ALEX 2018 Workshop: Abstracts

Fractals, homogenization, and multigrid

Martin Heida(1), Ralf Kornhuber(2), Joscha Podlesny(2), and Harry Yserentant(3)

(1) Weierstraß-Institut Berlin (Germany)

(2) Institute of Mathematics, Free University of Berlin (Germany)

(3) Institute of Mathematics, Technichal University of Berlin (Germany)

The fractal perspective on spatial self-similarity of geological structures has already quite a history, cf., e.g., [6]. Though simulation is obviously needed to overcome observational gaps, current activities in mathematical modelling and numerical approximation of fault network behavior seem to be rare and limited to single faults or simple fault geometries (see, e.g., [5] and the references cited therein).

On this background, we consider a scalar elliptic model problem with jump conditions on a sequence of multiscale networks of interfaces and suggest a new concept, called fractal homogenization, to derive and analyze an associated asymptotic limit problem [2]. The resulting “fractal” solution space is characterized in terms of generalized jumps and gradients, and we prove continuous embeddings into L2 and Hs, s<1/2 on suitable assumptions on the geometry of the multiscale interface network.

We also present a numerical homogenization strategy in the spirit of [3, 4] which can be regarded as a re-interpretation of well-established concepts for multiscale problems [1] in terms of multigrid methods. We analyze the convergence properties of corresponding iterative solvers as well as the discretization error of corresponding discretization schemes by investigating the stability and approximation properties of certain quasi-projections.

Our theoretical findings are illustrated by numerical computations.

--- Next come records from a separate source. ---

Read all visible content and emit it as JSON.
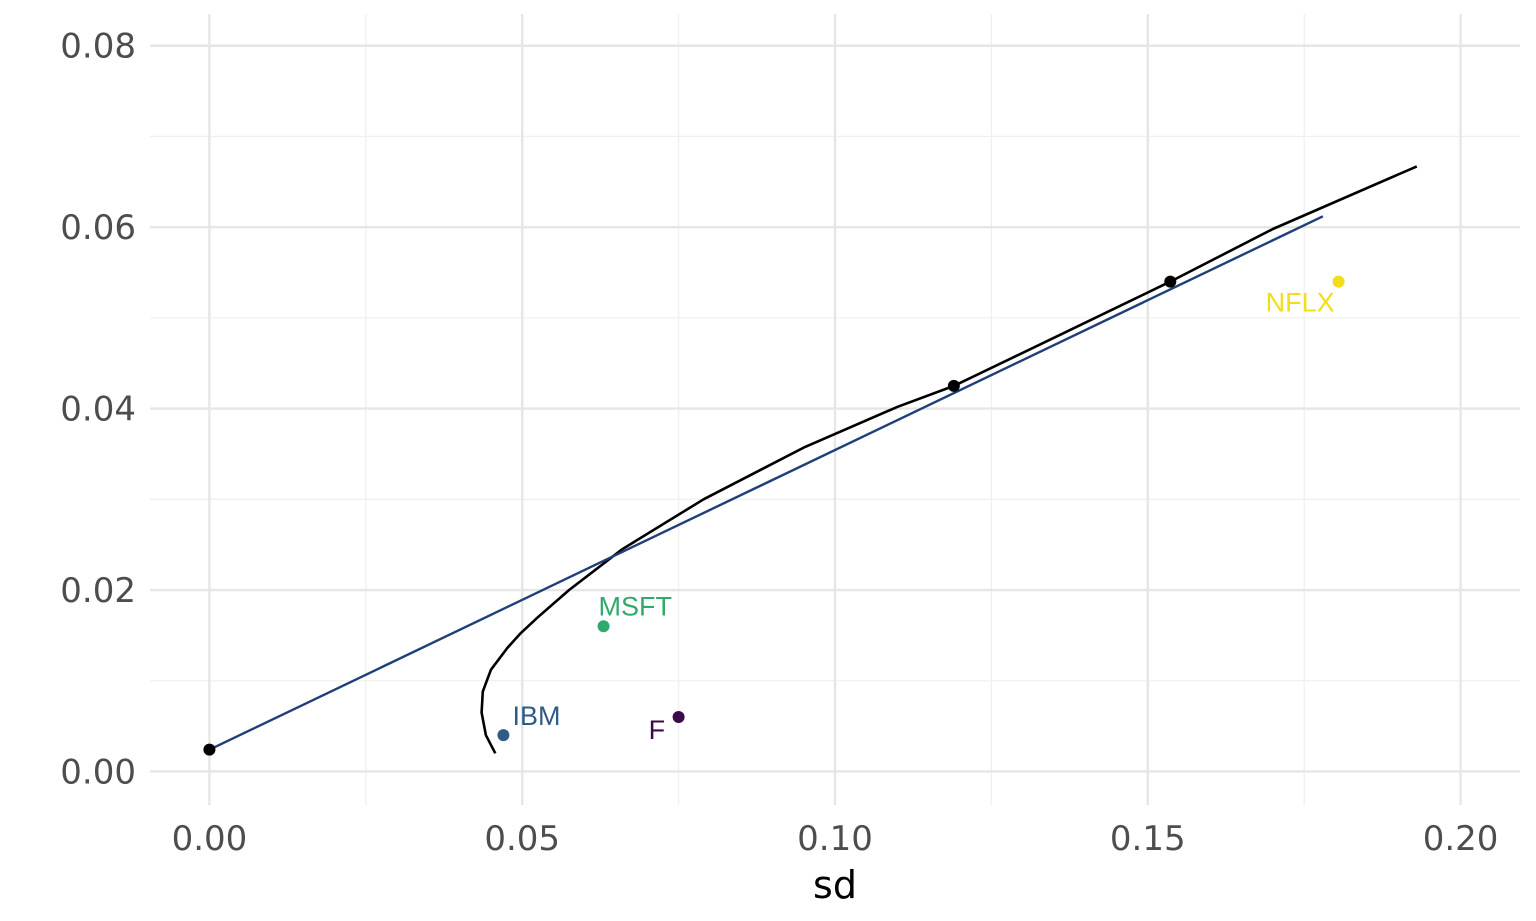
{
  "chart_data": {
    "type": "line",
    "title": "",
    "xlabel": "sd",
    "ylabel": "",
    "xlim": [
      -0.0095,
      0.2095
    ],
    "ylim": [
      -0.0037,
      0.0835
    ],
    "x_ticks": [
      "0.00",
      "0.05",
      "0.10",
      "0.15",
      "0.20"
    ],
    "x_tick_values": [
      0.0,
      0.05,
      0.1,
      0.15,
      0.2
    ],
    "y_ticks": [
      "0.00",
      "0.02",
      "0.04",
      "0.06",
      "0.08"
    ],
    "y_tick_values": [
      0.0,
      0.02,
      0.04,
      0.06,
      0.08
    ],
    "grid": true,
    "legend": "none",
    "series": [
      {
        "type": "line",
        "color": "#000000",
        "points": [
          [
            0.0457,
            0.002
          ],
          [
            0.0442,
            0.004
          ],
          [
            0.0435,
            0.0065
          ],
          [
            0.0437,
            0.0088
          ],
          [
            0.045,
            0.0112
          ],
          [
            0.0476,
            0.0136
          ],
          [
            0.0497,
            0.0152
          ],
          [
            0.0525,
            0.017
          ],
          [
            0.0575,
            0.02
          ],
          [
            0.066,
            0.0245
          ],
          [
            0.079,
            0.03
          ],
          [
            0.095,
            0.0357
          ],
          [
            0.11,
            0.0402
          ],
          [
            0.119,
            0.0425
          ],
          [
            0.135,
            0.0478
          ],
          [
            0.1536,
            0.054
          ],
          [
            0.17,
            0.0598
          ],
          [
            0.193,
            0.0667
          ]
        ]
      },
      {
        "type": "line",
        "color": "#1f3f7a",
        "points": [
          [
            0.0,
            0.0024
          ],
          [
            0.178,
            0.0612
          ]
        ]
      },
      {
        "type": "scatter",
        "color": "#000000",
        "points": [
          [
            0.0,
            0.0024
          ],
          [
            0.119,
            0.0425
          ],
          [
            0.1536,
            0.054
          ]
        ]
      }
    ],
    "assets": [
      {
        "label": "IBM",
        "x": 0.047,
        "y": 0.004,
        "color": "#2f5b88"
      },
      {
        "label": "MSFT",
        "x": 0.063,
        "y": 0.016,
        "color": "#2faa6a"
      },
      {
        "label": "F",
        "x": 0.075,
        "y": 0.006,
        "color": "#3b0a4a"
      },
      {
        "label": "NFLX",
        "x": 0.1805,
        "y": 0.054,
        "color": "#f2dd1d"
      }
    ]
  }
}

Acknowledgments: This research has been funded by Deutsche Forschungsgemeinschaft (DFG) through grant CRC 1114 ”Scaling Cascades in Complex Systems”, Project C05 ”Effective models for interfaces with many scales” and Project B01 ”Fault networks and scaling properties of deformation accumulation”.

References

  • 1 Y. Efendiev and T. Y. Hou. Multiscale Finite Element Methods: Theory and Applications, volume 4 of Surveys and Tutorials in the Applied Mathematical Sciences. Springer, New York, 2009.
  • 2 M. Heida, R. Kornhuber, and J. Podlesny Fractal homogenization of multiscale interface problems. Preprint arXiv:1712.01172, November 2017.
  • 3 R. Kornhuber and H. Yserentant Numerical homogenization of elliptic multiscale problems by subspace decomposition. Multiscale Model. Simul., 14, (2016), 1017-1036.
  • 4 R. Kornhuber, D. Peterseim, and H. Yserentant, An analysis of a class of variational multiscale methods based on subspace decomposition. Math. Comp. 87 (2018), 2765–-2774.
  • 5 E. Pipping, R. Kornhuber, M. Rosenau, and O. Oncken, On the efficient and reliable numerical solution of rate-and-state friction problems. Geophys. J. Int., 204 (2016), 1858-1866.
  • 6 D. L. Turcotte, Fractals and Chaos in Geology and Geophysics. Cambridge University Press, Cambridge, 1997.